Almost 30 new pieces will be revealed at an annual party on Saturday, Oct. 9, replenishing the collection that has been a local pride for over 25 years. They will sell in a blink, no doubt. “It’s addictive,” Coolidge says in a tone of warning. He offers a count of his own Shona pieces after going mentally through his hallway.
It started when Coolidge went to Zimbabwe for a program which turned out to be a sham, and returned with a passion for regional art that creates emotions in raw stone. “They are not only a dozen sculptors from Zimbabwe,” he says about the artists such as the Nyanhongo family, his personal friends. “They are the top dozen sculptors from Zimbabwe, among the best sculptors in the world.”

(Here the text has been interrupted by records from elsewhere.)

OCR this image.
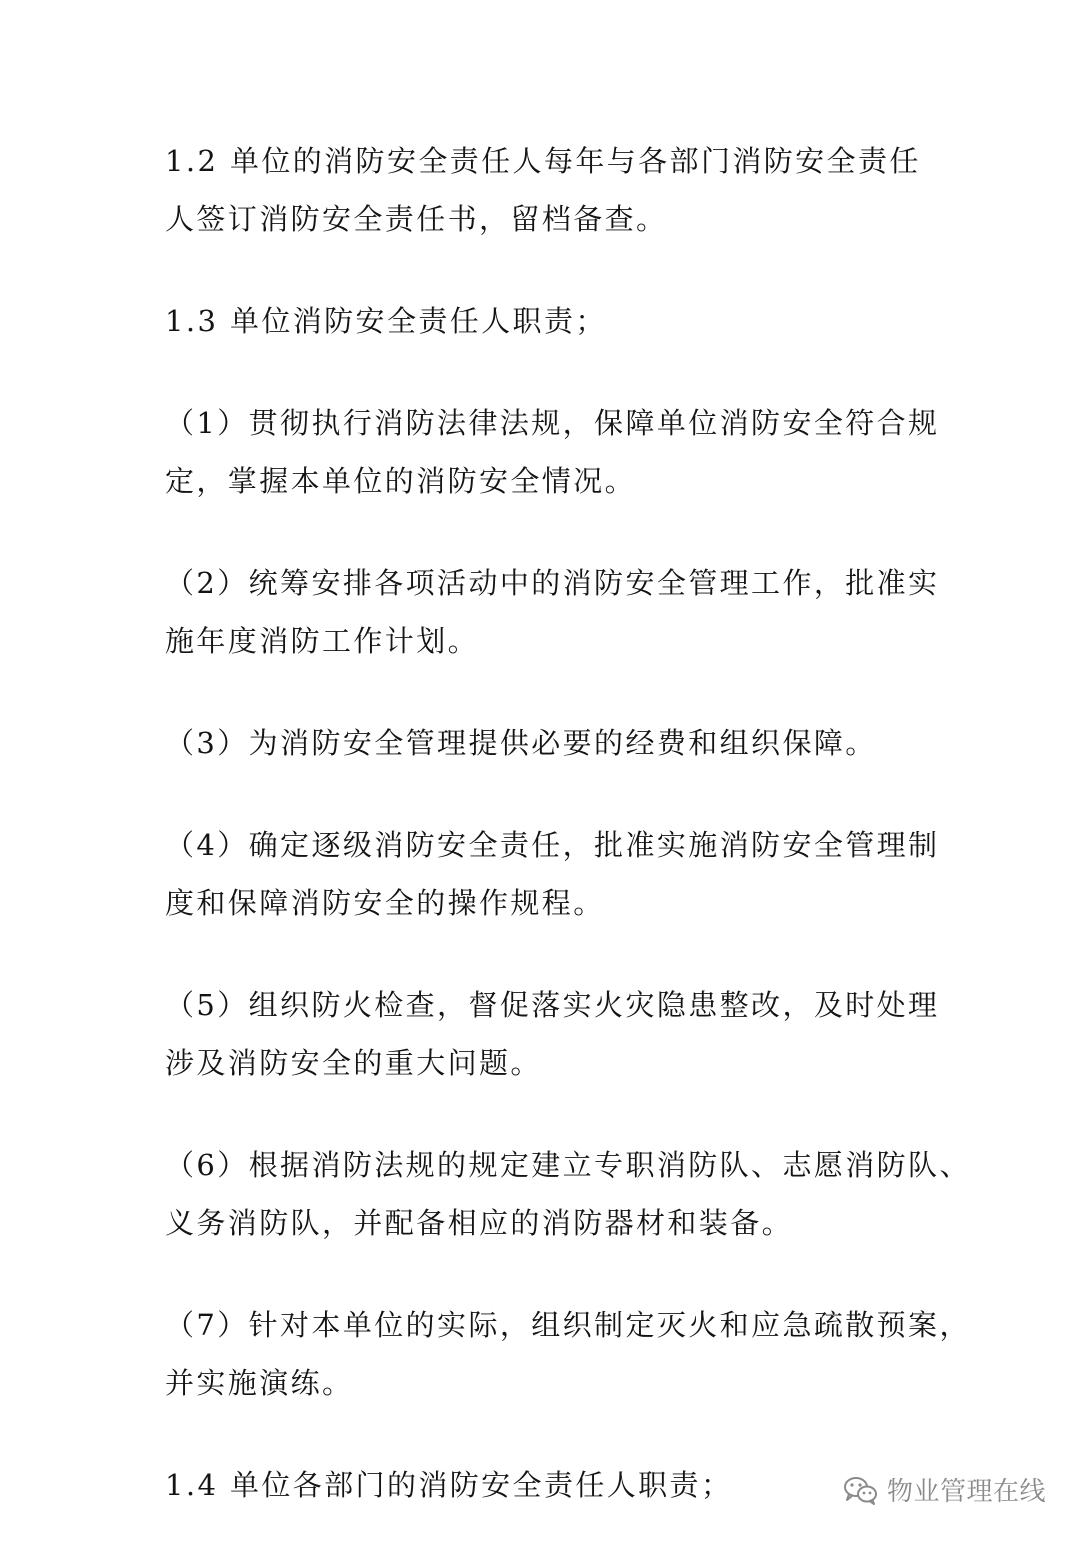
1.2 单位的消防安全责任人每年与各部门消防安全责任
人签订消防安全责任书，留档备查。

1.3 单位消防安全责任人职责；

（1）贯彻执行消防法律法规，保障单位消防安全符合规
定，掌握本单位的消防安全情况。

（2）统筹安排各项活动中的消防安全管理工作，批准实
施年度消防工作计划。

（3）为消防安全管理提供必要的经费和组织保障。

（4）确定逐级消防安全责任，批准实施消防安全管理制
度和保障消防安全的操作规程。

（5）组织防火检查，督促落实火灾隐患整改，及时处理
涉及消防安全的重大问题。

（6）根据消防法规的规定建立专职消防队、志愿消防队、
义务消防队，并配备相应的消防器材和装备。

（7）针对本单位的实际，组织制定灭火和应急疏散预案，
并实施演练。

1.4 单位各部门的消防安全责任人职责；	物业管理在线
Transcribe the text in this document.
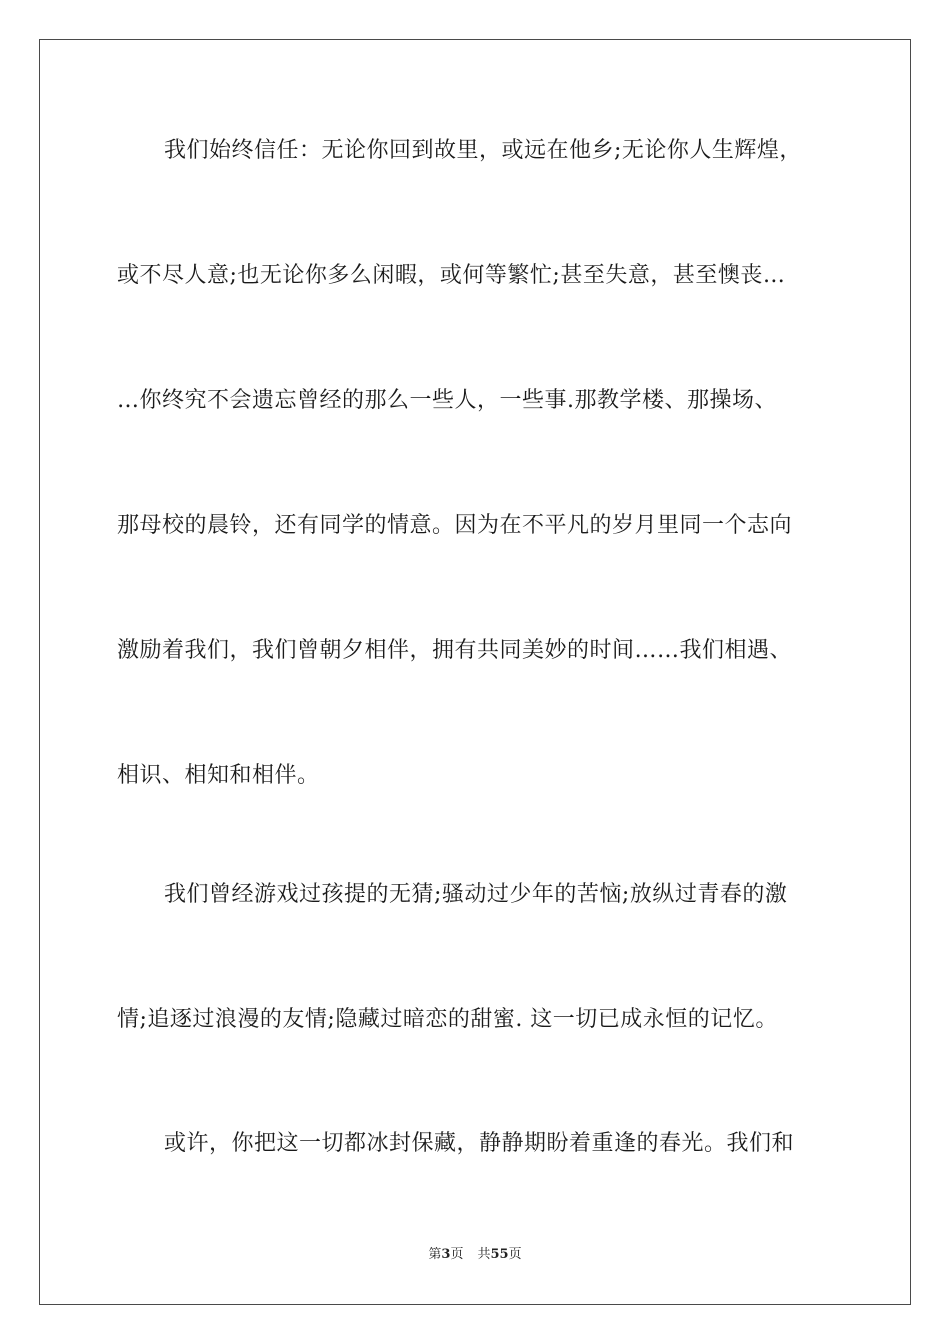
我们始终信任：无论你回到故里，或远在他乡;无论你人生辉煌，
或不尽人意;也无论你多么闲暇，或何等繁忙;甚至失意，甚至懊丧…
…你终究不会遗忘曾经的那么一些人，一些事.那教学楼、那操场、
那母校的晨铃，还有同学的情意。因为在不平凡的岁月里同一个志向
激励着我们，我们曾朝夕相伴，拥有共同美妙的时间……我们相遇、
相识、相知和相伴。
我们曾经游戏过孩提的无猜;骚动过少年的苦恼;放纵过青春的激
情;追逐过浪漫的友情;隐藏过暗恋的甜蜜. 这一切已成永恒的记忆。
或许，你把这一切都冰封保藏，静静期盼着重逢的春光。我们和
第3页 共55页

There have been changes over the years, LoSchiavo says. There are more colorful stones, like rose quartz or lepidolite. There are also more pieces by women this time, which is great and surprising, LoSchiavo explains, because in this very traditional society only a few women come up on top. Their talent shines in pieces such as “Feeling Good” by Agnes Nyanhongo – the serene faces she carves becoming the face of the movement.
The most basic element of earth turned into art by really sensitive people, LoSchiavo summarizes. If you went to Zimbabwe, you would see hundreds of people working with stone. They find it on farms or take boulders from the mountains. But not many artists can take the time to work through a huge amount of detail. Because there’s a gallery like this, the artists have confidence that pieces will sell, and they can take an extra two weeks to take it to the next level.
“We have a wonderful group of collectors,” LoSchiavo says. There are people that come to every year “just for the party” and notoriously go back home with “one more.”
“Each piece is a new idea,’’ LoSchiavo says. “It starts with observation of life, of people, of gestures. That’s true of all art, especially sculpture.”